Oh, and I made the wings again, and this time, they came out even better than my first attempt. The key is to keep your initial oil temp below 250 degrees, and to watch the wings really closely. As soon as the meat starts to pull away from the bones, you pull them out of the initial low-temp fry, and let them cool on a wire rack. Then, the second key, let the oil re-heat between batches. The first time, I didn’t let my oil get above 400 degrees before I dropped more wings into it, and so the initial batch was perfectly crispy, but secondary batches were sightly less perfect. My brother in law also brought a locally bottled extra hot buffalo sauce along, and that really made a difference in how delicious the wings came out. Unfortunately, I have no pictures of the wings, as they were devoured pretty much instantaneously from being batch cooked.
Next on the list;
I started the Dark Tower series by Stephen King. It’s one of the classic fantasy series that everyone says you have to read, and I just have never gotten into it. I’ve heard that the middle gets really wonky (as it was written after a horrific motorcycle accident that almost claimed his life), but that the end makes up for it. It’s 7 books long, so we’ll see what I think at the end. I like that the series is already completed, because I have about 5 series that I’m reading that I have to wait for books for years at a time. I don’t need more of those.
I finally remembered that I purchased a year’s subscription to Top Chef University, an online video course that teaches you everything from kitchen basics (like how to hone your knife) up to how you want to plate a fish course vs plating pastas, and everything in between. So far, I haven’t really learned anything new, but I am learning fancy french words for things I was already doing. Like when I add tomato paste to my onion/garlic/pepper mixture when I make chili, what I do is called “concasse”, where you let it cook out with the veggies. I also learned that most tomato sauces have celery in them, which is anathema to me, as my Dad’s gravy has no celery (or carrots), and therefore, these people are all wrong.

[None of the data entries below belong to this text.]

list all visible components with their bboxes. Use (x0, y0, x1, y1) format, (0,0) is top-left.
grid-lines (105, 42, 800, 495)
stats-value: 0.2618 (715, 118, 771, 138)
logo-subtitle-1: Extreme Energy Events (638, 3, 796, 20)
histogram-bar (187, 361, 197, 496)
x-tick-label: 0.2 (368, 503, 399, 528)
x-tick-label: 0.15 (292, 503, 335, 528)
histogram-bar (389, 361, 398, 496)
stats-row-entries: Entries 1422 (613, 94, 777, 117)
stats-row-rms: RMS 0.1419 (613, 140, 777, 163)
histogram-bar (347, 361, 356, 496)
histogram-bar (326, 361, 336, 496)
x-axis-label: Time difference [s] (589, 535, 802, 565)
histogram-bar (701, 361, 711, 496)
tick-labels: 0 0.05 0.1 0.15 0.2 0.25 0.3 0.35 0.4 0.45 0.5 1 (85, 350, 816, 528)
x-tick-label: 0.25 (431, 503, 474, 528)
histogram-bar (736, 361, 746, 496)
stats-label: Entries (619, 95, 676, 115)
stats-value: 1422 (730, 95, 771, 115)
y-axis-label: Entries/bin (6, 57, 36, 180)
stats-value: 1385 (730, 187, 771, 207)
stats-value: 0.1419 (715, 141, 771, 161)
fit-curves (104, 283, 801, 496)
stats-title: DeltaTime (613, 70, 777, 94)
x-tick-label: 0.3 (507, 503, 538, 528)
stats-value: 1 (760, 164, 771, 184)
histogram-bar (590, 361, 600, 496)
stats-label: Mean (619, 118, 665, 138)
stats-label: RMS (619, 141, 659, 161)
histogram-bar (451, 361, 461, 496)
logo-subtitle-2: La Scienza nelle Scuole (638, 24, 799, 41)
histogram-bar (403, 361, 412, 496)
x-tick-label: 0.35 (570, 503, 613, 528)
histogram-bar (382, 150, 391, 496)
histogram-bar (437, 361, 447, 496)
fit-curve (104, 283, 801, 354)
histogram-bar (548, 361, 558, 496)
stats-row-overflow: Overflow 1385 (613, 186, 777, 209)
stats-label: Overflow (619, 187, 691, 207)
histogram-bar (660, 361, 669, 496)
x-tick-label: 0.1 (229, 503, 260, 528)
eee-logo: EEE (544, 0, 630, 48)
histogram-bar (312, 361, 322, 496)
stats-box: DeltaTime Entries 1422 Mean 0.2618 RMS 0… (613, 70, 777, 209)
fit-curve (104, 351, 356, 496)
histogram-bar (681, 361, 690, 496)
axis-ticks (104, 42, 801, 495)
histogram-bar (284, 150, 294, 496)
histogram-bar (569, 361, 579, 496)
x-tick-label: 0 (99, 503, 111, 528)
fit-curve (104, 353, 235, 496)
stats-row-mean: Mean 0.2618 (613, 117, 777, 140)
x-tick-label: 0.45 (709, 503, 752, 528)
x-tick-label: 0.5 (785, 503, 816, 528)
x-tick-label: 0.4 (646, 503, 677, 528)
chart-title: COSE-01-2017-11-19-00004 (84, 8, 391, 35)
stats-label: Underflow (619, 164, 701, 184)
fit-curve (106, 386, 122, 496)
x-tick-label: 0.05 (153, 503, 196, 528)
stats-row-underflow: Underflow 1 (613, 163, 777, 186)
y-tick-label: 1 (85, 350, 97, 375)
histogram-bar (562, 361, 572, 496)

Get back on my bike. That’s next on the list of things to find motivation for, and while I’m struggling, I think once I set the thing up on the trainer, I’ll start to use it regularly. Have to get ready for when the season warms up and I can ride with my sister and brother in law, who will both be worlds better than when we last road, while I’ll be worlds worse. They’re training for St. Anthony’s triathlon in April, while I’ve been sitting on my ass, eating like a horse. Oh well. I’ve made this journey from out of shape to in shape twice before. Third time’s the charm, and hopefully, nothing will get in the way of me attempting an olympic distance triathlon in the fall. I might have to settle for a sprint distance, but we’ll see how training goes. I might also have to settle for a cycle-only event, as I was a terrible swimmer even when the rest of me was in great shape. I have no idea if I have the time to be able to get into swimming shape for a mile swim. We’ll see how things go!